The idiot ripped open the coat, buttons popped off, his manhood ready to salute the flag. Natalie looked straight in his eyes, held a stare. This flasher messed with the wrong girl.
“What would your mother say?”
She thought to make light of the sleazy incident, tell him she’d seen bigger, must be a cold day, kick him where it hurts. Better not push this whack job over the edge. She wasn’t going to give him the look of shock he craved. From the cheesy grin on his face, he liked to show off his junk. Natalie pulled out her gun, aimed the weapon at the pervert’s chest. She believed the power of the revolver caused his dingis to droop, didn’t need to check it out. If this creep got his rocks off by scaring her, she’d beat him at his own game, leave him shaking. If he’d planned on having his way with her, she’d shoot the attention-seeker in the heart.
“Hands in the air!”
The pervert did what she said. Good boy. Good old gun.

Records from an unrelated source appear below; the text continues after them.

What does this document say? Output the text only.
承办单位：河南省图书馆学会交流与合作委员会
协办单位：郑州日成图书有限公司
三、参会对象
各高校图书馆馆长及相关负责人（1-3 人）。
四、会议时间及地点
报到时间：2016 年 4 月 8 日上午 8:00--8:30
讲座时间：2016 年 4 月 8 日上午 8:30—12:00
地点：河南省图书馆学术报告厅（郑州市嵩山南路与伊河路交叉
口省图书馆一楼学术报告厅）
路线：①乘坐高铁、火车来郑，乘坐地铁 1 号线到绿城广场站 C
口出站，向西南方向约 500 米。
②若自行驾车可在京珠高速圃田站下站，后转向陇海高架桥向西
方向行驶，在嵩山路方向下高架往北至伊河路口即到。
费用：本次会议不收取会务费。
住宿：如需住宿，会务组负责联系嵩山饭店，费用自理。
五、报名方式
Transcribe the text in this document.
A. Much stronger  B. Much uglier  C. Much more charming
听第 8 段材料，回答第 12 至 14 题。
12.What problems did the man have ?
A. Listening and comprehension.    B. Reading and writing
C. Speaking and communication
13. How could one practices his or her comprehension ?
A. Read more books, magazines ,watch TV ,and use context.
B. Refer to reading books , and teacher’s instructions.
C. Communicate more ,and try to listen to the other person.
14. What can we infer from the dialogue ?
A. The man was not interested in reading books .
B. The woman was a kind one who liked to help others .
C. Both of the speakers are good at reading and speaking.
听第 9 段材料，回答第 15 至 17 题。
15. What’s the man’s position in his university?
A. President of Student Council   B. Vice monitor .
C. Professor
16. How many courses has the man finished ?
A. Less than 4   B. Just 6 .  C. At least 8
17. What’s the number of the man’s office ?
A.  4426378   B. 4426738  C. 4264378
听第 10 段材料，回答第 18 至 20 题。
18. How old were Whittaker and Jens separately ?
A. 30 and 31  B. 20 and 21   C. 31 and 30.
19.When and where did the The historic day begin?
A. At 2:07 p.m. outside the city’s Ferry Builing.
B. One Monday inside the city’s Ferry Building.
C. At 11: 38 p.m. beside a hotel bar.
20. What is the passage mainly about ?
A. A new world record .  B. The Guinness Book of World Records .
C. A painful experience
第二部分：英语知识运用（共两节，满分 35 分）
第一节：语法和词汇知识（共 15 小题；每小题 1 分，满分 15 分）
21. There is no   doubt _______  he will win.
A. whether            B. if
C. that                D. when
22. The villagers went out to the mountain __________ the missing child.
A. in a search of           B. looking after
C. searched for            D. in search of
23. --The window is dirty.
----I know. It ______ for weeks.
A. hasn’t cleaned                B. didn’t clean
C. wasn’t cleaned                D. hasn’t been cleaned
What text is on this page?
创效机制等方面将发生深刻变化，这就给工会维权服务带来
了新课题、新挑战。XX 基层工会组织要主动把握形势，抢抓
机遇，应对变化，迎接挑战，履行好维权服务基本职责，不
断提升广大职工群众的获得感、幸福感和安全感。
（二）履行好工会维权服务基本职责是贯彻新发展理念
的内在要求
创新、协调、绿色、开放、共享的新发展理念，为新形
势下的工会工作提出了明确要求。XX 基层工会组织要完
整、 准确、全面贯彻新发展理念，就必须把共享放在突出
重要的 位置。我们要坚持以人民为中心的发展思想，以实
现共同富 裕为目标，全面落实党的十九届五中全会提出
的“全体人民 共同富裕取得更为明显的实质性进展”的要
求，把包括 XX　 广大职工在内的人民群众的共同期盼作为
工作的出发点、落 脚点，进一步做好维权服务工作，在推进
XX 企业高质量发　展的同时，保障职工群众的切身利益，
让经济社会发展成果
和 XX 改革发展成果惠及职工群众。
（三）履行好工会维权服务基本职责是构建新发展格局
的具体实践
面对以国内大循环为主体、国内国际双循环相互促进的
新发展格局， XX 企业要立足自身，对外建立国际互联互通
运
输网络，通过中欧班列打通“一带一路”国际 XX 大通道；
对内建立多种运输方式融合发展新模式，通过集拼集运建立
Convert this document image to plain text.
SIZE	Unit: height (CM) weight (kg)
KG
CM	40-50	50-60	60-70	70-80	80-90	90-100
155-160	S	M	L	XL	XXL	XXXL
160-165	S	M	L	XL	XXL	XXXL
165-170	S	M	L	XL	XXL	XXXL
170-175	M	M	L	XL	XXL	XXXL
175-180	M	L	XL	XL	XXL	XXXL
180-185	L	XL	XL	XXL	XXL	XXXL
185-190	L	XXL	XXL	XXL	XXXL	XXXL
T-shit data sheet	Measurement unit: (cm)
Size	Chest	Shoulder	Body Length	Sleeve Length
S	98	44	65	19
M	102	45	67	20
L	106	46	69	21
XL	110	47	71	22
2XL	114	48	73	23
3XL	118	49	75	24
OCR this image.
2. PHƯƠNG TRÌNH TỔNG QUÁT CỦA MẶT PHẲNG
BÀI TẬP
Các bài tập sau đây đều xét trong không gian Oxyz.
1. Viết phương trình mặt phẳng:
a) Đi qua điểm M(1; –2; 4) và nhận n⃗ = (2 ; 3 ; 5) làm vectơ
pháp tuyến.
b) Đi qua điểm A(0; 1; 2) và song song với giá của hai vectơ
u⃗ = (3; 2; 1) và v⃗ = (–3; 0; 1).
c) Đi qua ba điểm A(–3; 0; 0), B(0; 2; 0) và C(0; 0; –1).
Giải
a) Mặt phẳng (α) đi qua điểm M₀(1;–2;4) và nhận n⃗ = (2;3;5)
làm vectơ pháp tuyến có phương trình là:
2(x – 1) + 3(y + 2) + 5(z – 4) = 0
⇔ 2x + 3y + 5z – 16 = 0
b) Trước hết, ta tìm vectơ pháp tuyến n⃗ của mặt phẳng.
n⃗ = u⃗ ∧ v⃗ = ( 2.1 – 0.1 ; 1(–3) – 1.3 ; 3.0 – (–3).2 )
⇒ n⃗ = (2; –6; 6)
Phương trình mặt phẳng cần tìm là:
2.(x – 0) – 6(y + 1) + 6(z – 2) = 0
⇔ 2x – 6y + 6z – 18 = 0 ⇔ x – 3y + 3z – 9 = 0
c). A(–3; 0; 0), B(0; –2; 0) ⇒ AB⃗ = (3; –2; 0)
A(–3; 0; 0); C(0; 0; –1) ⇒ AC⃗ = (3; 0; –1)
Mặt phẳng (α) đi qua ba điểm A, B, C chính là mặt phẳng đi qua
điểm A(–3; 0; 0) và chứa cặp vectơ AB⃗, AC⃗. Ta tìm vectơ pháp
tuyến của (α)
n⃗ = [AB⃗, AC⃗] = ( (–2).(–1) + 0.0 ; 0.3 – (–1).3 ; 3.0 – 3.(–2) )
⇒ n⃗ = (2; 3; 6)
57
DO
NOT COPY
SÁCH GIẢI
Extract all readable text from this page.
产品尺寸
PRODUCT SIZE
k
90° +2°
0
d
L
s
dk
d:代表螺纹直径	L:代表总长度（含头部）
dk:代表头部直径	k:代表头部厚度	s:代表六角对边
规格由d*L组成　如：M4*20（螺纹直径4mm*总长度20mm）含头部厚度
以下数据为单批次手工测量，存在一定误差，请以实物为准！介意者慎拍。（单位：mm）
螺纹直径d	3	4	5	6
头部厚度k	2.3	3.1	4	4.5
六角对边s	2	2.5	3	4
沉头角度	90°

“You have two choices. You wait here while I call the cops, or I blow off your manhood.”
“You look hot holding a gun. Too chicken shit to use it.”
She curled her finger tighter on the trigger.
“Pow, pow, bang, bang. Catch my drift?”
The flasher’s eyes grew bigger, ready to burst out in tears.
“You should see your face. Far more entertaining than the little guy you showed me.”
She hoped the man didn’t charge her, try to grab the gun. What a difference a few minutes make. When she entered the parking structure, she mentally pieced together the new outfit she bought: flared dress jeans, baby blue angora sweater, four-inch black stilettos. Moments later, she had to pull a gun on a full-fledged flasher. She heard a car engine, relieved when the security cart pulled up, parked, uniformed driver behind the wheel. Saved her a call to the cops. If she were a policewoman, she could make the arrest. A PI? Didn’t have the power to take someone into custody. Not yet. Had to conduct a citizen’s arrest, hold the guy until a sworn officer showed up.